Mas shuddered, hearing those words. “No, no. But I gotsu a favor—don’t say no more Izu some kind of detective.” He said this loud enough for G. I.’s benefit. “I gotsu a bad
hyoban
to begin with. If people thinkin’ Izu some kind of spy, I keep gettin’ into trouble.”

Before leaving the cemetery, Mas had something to do, namely to make sure Chizuko’s resting place was free of dead leaves and dirt. And also to think about whether he missed his wife so much that he was seeing her face everywhere, even in an African Okinawan American professor.

Mas was a few steps away from the Ford when he saw a lone figure by the cemetery’s chapel.

“Hallo, Kinjo-
san
.”

“Gushi-mama told me to come.”

Mas nodded. The old lady was conniving, yet she knew what she was doing. The Uchinanchu needed to come together. G. I. and Brian had already recognized that, as they had agreed to donate Randy’s Las Vegas winnings to the Okinawa Association to begin a center for the study of the
sanshin
in the United States.

“I didn’t want to
jama
and disturb the service. I’m sure Isokichi’s son doesn’t want to see me.”

Mas was glad that Kinjo had exercised discretion. Gushi-mama might have expected an immediate reconciliation, but people’s feelings weren’t like wooden blocks you nailed together.

“If I had known what would happen, I would have never gone to Metcalf.”

Kinjo didn’t have to explain anything to Mas. Mas had made his share of mistakes and knew that it didn’t help airing them to either friend or foe.
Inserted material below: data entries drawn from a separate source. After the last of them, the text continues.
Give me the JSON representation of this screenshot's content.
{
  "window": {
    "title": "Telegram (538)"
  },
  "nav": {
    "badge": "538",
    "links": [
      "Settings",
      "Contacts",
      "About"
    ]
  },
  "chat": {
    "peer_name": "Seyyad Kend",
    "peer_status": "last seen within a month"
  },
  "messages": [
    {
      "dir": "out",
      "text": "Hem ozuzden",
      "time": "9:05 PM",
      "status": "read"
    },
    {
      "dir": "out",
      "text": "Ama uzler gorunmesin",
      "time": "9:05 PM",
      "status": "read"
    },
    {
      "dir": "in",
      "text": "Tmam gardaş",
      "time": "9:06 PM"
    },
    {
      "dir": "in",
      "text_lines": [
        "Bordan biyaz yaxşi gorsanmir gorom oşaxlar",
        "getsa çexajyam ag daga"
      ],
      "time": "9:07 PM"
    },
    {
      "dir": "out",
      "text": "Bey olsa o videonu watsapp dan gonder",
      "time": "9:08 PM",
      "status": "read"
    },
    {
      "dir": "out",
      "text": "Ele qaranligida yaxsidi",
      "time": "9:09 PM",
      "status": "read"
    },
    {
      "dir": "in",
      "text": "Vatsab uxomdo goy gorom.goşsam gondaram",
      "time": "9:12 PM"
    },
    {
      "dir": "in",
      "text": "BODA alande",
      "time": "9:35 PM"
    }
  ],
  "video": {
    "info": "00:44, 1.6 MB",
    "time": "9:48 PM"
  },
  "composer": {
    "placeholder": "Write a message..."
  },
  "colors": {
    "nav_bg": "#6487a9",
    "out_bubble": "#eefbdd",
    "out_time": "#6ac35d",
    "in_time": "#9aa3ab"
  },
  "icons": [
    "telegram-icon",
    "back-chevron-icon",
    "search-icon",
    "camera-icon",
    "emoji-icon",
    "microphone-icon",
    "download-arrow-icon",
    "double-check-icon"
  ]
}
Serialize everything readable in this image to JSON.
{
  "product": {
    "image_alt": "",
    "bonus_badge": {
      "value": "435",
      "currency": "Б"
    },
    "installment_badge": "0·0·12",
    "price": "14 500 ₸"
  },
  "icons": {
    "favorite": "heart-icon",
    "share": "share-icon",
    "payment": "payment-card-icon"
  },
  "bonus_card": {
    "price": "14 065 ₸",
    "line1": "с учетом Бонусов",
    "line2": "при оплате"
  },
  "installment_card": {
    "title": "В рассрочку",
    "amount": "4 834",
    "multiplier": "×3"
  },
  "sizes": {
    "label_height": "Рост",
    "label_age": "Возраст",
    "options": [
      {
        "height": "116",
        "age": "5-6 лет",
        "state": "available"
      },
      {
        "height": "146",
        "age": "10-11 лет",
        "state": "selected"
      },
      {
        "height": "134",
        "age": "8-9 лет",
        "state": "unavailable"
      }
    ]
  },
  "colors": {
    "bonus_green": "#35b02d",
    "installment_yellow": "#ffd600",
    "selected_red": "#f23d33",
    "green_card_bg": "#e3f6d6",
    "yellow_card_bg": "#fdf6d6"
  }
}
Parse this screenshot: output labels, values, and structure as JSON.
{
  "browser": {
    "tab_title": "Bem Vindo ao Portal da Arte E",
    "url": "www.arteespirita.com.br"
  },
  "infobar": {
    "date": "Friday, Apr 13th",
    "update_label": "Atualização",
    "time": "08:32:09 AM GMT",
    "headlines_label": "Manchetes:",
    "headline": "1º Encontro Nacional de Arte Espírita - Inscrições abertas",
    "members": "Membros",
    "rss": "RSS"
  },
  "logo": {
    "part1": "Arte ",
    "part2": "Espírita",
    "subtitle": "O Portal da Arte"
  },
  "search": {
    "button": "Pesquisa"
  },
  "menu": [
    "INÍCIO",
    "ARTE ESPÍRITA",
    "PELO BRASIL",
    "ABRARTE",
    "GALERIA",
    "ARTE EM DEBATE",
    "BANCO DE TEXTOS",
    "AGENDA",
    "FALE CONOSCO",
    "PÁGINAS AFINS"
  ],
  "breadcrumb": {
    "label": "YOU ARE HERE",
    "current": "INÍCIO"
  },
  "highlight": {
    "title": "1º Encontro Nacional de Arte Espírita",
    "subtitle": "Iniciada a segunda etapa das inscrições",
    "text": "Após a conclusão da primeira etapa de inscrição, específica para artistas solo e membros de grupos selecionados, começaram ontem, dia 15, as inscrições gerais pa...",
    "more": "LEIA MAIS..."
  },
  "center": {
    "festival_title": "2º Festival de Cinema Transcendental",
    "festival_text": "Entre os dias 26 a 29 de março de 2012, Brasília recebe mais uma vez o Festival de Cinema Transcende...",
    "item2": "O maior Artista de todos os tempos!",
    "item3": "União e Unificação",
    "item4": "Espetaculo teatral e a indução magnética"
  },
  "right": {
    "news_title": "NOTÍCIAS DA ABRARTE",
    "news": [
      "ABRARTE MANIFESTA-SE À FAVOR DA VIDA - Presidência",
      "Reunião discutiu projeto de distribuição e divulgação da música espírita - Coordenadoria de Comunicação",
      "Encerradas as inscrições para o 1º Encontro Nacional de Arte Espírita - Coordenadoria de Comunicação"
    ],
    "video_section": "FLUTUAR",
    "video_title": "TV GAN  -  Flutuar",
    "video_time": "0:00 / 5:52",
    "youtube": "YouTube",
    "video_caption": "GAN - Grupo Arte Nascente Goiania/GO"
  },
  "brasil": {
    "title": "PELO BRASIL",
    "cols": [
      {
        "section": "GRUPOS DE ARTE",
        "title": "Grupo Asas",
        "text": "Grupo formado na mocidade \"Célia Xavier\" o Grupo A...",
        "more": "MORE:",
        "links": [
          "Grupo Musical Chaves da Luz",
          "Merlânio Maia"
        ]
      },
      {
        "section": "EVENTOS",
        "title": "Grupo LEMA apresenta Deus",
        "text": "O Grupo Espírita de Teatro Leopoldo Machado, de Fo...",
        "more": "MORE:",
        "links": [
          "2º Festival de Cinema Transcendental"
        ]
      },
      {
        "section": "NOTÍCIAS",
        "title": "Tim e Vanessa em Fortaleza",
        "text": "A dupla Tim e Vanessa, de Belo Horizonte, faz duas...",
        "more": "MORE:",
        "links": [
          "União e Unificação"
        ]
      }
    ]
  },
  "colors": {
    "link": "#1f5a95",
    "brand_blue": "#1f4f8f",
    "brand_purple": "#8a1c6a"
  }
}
“What can I do? I’ve already agreed to testify against Parker. Send money to Isokichi’s son? Donate money in memory of Isokichi’s name to the Okinawa Association?”

There was also explaining himself to Isokichi’s brother, Anmen. But the hope of that conversation was slim to none. Some relationships were so severed that no intervention—even that of a 106-year-old matriarch—could rectify them.

Mas looked beyond Kinjo to the chapel, whose doors were ajar. “Sing his songs.”

“What songs? The songs he wrote in the band?”

Mas shook his head. He didn’t literally mean Isokichi’s songs, but the subjects he wrote about. The fallen tears while earning pennies in the fields. The love for his sons. Isokichi’s last song had been a farewell, but they needed a new song that would bridge the past to the present.

Mas tried to explain as best he could, when Kinjo interrupted. “Do you know what’s strange, Arai-
san
?”

A breeze blew through the cemetery, causing brown pine needles to drop on the Ford.